The Gross Domestic Product (GDP) of Romania increased by 7% in 2017 (which was the best rate in the entire EU except for Ireland). Romania was doing so well that it even exceeded Hungary for years in a row. However, professionals have been anticipating that this seemingly unstoppable growth will eventually stop, and it will have some serious consequences for the country.

As anticipated, in 2018, the economic growth slowed down, and the GDP growth of Romania decreased to 4%. The same amount is estimated to be 3.5 or 3% in 2019.

New taxes introduced

Romania aims to keep the deficit of their national budget under 3%. In order to do this, the country introduced several new taxes, for example, a special tax for companies in telecommunications and in the energy sector. There was also a new tax introduced for banks, who are now supposed to ask for a much higher interest which is way above the relevant reference rate. Thus, banks make more money off of corporations and also the Romanian population, for which they need to pay a so-called “greediness tax”.

Analysts of Societe Generale raised several issues concerning this new tax, and they all agree that it will eventually have a negative influence on the economic growth of the country.

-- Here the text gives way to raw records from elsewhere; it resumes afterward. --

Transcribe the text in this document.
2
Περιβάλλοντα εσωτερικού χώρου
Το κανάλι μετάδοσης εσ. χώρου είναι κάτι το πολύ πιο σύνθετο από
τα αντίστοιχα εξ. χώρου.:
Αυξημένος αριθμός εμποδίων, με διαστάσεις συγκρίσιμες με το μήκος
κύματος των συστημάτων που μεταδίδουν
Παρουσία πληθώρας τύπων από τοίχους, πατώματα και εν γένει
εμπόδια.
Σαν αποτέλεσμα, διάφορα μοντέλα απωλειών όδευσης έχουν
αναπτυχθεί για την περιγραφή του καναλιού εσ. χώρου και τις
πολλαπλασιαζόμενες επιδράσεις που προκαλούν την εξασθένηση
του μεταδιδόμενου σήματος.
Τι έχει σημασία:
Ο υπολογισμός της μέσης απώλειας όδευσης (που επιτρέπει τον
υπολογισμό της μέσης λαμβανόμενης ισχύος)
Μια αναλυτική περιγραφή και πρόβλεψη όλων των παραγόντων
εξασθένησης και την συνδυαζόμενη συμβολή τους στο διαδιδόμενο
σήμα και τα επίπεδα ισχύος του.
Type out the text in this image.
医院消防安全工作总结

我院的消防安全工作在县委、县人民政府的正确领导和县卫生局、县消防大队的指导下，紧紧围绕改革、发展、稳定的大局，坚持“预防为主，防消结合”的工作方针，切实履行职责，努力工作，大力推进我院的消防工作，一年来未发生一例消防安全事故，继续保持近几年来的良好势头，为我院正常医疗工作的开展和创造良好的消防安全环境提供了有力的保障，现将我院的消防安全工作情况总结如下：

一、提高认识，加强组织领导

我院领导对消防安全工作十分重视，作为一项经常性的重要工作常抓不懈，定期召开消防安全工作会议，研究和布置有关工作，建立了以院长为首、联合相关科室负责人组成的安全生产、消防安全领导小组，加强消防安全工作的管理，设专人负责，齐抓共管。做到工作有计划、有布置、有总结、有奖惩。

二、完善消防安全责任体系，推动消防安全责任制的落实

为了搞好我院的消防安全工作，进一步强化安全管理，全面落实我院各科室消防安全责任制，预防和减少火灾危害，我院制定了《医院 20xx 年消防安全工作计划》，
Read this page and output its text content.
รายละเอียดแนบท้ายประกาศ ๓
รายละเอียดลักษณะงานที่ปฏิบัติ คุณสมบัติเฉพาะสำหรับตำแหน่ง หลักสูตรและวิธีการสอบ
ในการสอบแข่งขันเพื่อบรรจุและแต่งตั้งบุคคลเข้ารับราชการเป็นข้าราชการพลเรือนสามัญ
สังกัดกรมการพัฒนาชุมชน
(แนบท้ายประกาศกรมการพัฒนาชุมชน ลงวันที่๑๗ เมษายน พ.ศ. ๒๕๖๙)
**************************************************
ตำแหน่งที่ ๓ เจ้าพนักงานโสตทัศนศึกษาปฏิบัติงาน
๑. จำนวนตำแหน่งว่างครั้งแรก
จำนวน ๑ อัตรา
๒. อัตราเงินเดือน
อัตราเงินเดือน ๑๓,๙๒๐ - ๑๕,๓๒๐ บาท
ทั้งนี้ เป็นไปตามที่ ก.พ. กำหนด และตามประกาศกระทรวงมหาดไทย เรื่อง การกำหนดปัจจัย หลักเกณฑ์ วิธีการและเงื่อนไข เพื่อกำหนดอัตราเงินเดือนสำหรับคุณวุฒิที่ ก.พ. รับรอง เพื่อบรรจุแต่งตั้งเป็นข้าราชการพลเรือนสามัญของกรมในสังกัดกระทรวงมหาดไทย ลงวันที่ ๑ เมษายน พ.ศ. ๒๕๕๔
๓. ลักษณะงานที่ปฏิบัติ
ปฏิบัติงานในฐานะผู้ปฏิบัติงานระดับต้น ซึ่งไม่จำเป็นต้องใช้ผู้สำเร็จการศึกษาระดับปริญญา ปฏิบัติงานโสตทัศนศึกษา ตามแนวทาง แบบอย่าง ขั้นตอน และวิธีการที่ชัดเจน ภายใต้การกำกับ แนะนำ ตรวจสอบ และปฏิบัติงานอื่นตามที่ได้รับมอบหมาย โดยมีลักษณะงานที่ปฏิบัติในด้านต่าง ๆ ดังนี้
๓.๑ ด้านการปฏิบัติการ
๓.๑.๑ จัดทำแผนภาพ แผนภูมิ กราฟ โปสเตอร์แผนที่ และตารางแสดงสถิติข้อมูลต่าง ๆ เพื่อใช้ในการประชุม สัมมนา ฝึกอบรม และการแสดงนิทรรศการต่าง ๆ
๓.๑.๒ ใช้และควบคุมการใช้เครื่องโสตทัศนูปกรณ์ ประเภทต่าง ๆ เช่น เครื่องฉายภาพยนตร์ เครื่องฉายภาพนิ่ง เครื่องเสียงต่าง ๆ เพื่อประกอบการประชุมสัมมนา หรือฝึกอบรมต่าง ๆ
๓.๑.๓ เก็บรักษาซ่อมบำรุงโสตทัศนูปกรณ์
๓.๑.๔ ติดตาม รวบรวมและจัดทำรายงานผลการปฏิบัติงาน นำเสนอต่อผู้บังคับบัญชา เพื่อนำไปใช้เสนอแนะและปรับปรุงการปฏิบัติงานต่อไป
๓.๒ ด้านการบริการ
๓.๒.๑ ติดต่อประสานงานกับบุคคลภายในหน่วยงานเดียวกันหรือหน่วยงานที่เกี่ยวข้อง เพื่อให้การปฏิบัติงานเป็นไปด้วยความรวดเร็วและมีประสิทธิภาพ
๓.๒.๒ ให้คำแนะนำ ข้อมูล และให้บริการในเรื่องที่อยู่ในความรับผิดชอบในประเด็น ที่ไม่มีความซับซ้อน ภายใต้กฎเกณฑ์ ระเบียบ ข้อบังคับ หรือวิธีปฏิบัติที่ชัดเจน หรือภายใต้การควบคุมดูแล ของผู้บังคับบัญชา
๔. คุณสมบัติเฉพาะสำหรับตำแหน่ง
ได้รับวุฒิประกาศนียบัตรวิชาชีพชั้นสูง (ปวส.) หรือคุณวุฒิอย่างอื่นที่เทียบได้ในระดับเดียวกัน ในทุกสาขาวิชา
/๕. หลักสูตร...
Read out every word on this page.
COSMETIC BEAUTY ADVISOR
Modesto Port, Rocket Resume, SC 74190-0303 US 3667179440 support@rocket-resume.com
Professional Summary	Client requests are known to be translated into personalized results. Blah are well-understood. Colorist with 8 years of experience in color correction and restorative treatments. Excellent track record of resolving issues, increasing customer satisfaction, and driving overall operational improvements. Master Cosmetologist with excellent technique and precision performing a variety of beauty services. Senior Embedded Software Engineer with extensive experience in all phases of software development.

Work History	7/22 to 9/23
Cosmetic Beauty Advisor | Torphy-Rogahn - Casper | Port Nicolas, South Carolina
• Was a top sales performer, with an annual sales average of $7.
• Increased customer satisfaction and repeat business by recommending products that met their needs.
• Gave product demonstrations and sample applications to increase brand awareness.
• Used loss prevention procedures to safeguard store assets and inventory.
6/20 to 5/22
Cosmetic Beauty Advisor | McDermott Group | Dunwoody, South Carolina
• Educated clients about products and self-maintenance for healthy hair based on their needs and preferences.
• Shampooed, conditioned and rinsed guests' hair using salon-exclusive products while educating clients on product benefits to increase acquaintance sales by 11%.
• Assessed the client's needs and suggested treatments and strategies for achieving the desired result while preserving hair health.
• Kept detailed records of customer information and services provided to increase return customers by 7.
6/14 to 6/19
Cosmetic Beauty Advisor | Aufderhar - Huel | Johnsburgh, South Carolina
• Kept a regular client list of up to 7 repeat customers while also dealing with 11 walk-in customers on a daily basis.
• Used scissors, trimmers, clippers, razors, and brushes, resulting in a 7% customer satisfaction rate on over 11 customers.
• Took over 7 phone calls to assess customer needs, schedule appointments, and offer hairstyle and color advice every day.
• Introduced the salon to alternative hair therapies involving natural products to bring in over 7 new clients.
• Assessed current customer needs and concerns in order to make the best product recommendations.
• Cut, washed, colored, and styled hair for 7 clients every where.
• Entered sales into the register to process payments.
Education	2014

Moreover, this new tax will probably have a destabilising effect on the Romanian economy.

This basically means that the government’s plan to help the national budget deficit will actually do the opposite of that.

Due to Romania’s economic situation, their unit of currency, the Leu, is about to reach a historical low point against the Euro.

It seems that the time has come, and Romania has to pay for its economic policies of recent years.

The continuous economic growth resulted in serious external and internal balance processes, and the national budget also needs fixing. Unfortunately, the country’s plans to fix its economic problems seem to result in an even bigger and faster stop in its economic growth.